Things are going well, but we're more like business partners than husband and wife. We keep it together but it's like we're hardly even friends anymore. Life can turn into a grind, even for a great marriage.
Our fast-paced lives are perfectly capable of edging out every good intention we used to have.
Then we find ourselves months (years for many) down the road having survived, but also having missed the reason we thought we were doing all those things in the first place: to love each other and have a wonderful life together.
It may sound like a cliché but it isn’t: Lisa is my best friend.

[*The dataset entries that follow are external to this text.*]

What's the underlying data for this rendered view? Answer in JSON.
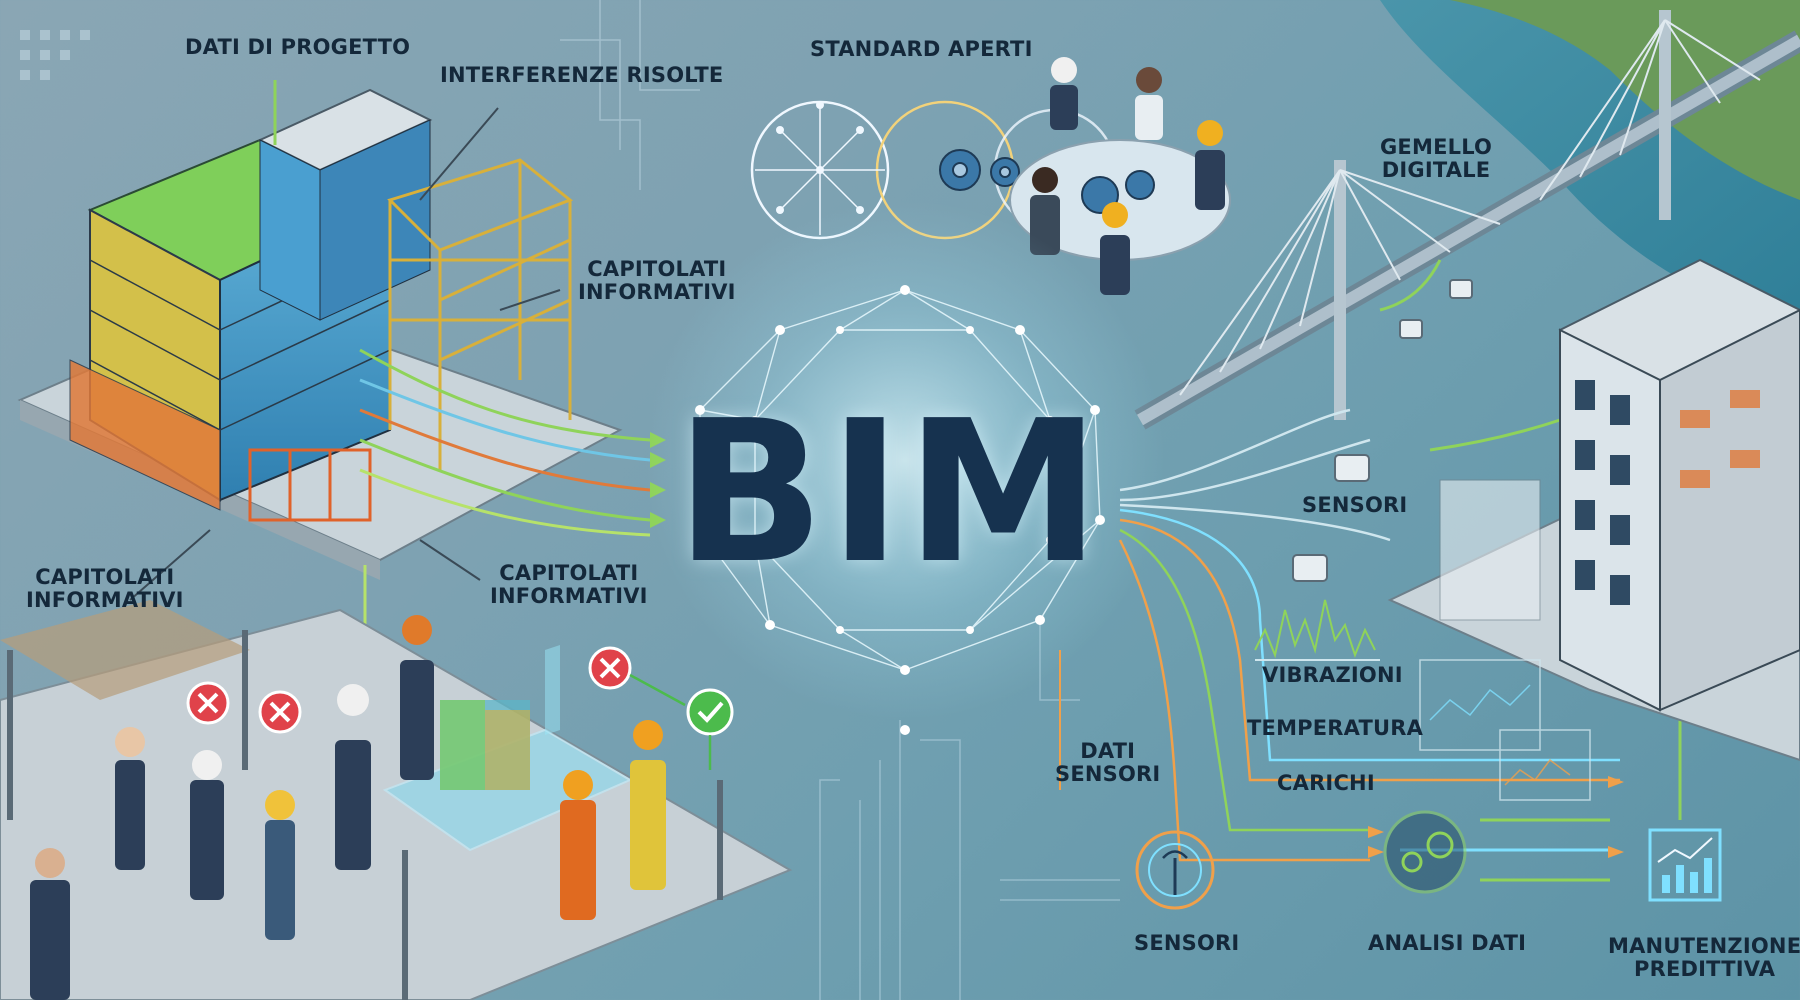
{
  "center": {
    "title": "BIM"
  },
  "labels": {
    "dati_progetto": "DATI DI PROGETTO",
    "interferenze": "INTERFERENZE RISOLTE",
    "capitolati_top": [
      "CAPITOLATI",
      "INFORMATIVI"
    ],
    "capitolati_left": [
      "CAPITOLATI",
      "INFORMATIVI"
    ],
    "capitolati_mid": [
      "CAPITOLATI",
      "INFORMATIVI"
    ],
    "standard_aperti": "STANDARD APERTI",
    "gemello": [
      "GEMELLO",
      "DIGITALE"
    ],
    "sensori_top": "SENSORI",
    "vibrazioni": "VIBRAZIONI",
    "temperatura": "TEMPERATURA",
    "carichi": "CARICHI",
    "dati_sensori": [
      "DATI",
      "SENSORI"
    ],
    "sensori_bottom": "SENSORI",
    "analisi_dati": "ANALISI DATI",
    "manutenzione": [
      "MANUTENZIONE",
      "PREDITTIVA"
    ]
  },
  "colors": {
    "navy": "#16324f",
    "cyan": "#7fe0ff",
    "green": "#8fd35a",
    "orange": "#f0a04a",
    "error_red": "#e0424a",
    "ok_green": "#4cbb4c"
  },
  "icons": [
    "error-x-icon",
    "check-icon",
    "gear-icon",
    "sensor-antenna-icon",
    "analysis-gear-icon",
    "chart-trend-icon"
  ]
}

We have a lot of fun together, but no couple falls in a hole backwards and discovers they have a strong marriage.
Malcolm Gladwell wrote an excellent book entitled, Outliers, in which he describes the secret to the success of "gifted" people. What he learned goes something like this: They're not really gifted. They just work at it.
And that applies directly to marriage.
A happy marriage may look effortless but that's because you're looking at the snapshot instead of the feature-length movie.
Every close couple has made their relationship a priority over time. There are no exceptions.
If you desire to become closer to your spouse – to grow in friendship – you have to cultivate it. It won't happen by itself, especially in this busy life.
Here are some suggestions to help you regain your focus on friendship with the person you love.
1. Remind yourself of your true priority. Each other! It's basic, but it's vital. You don't work for your schedule. It works for the two of you.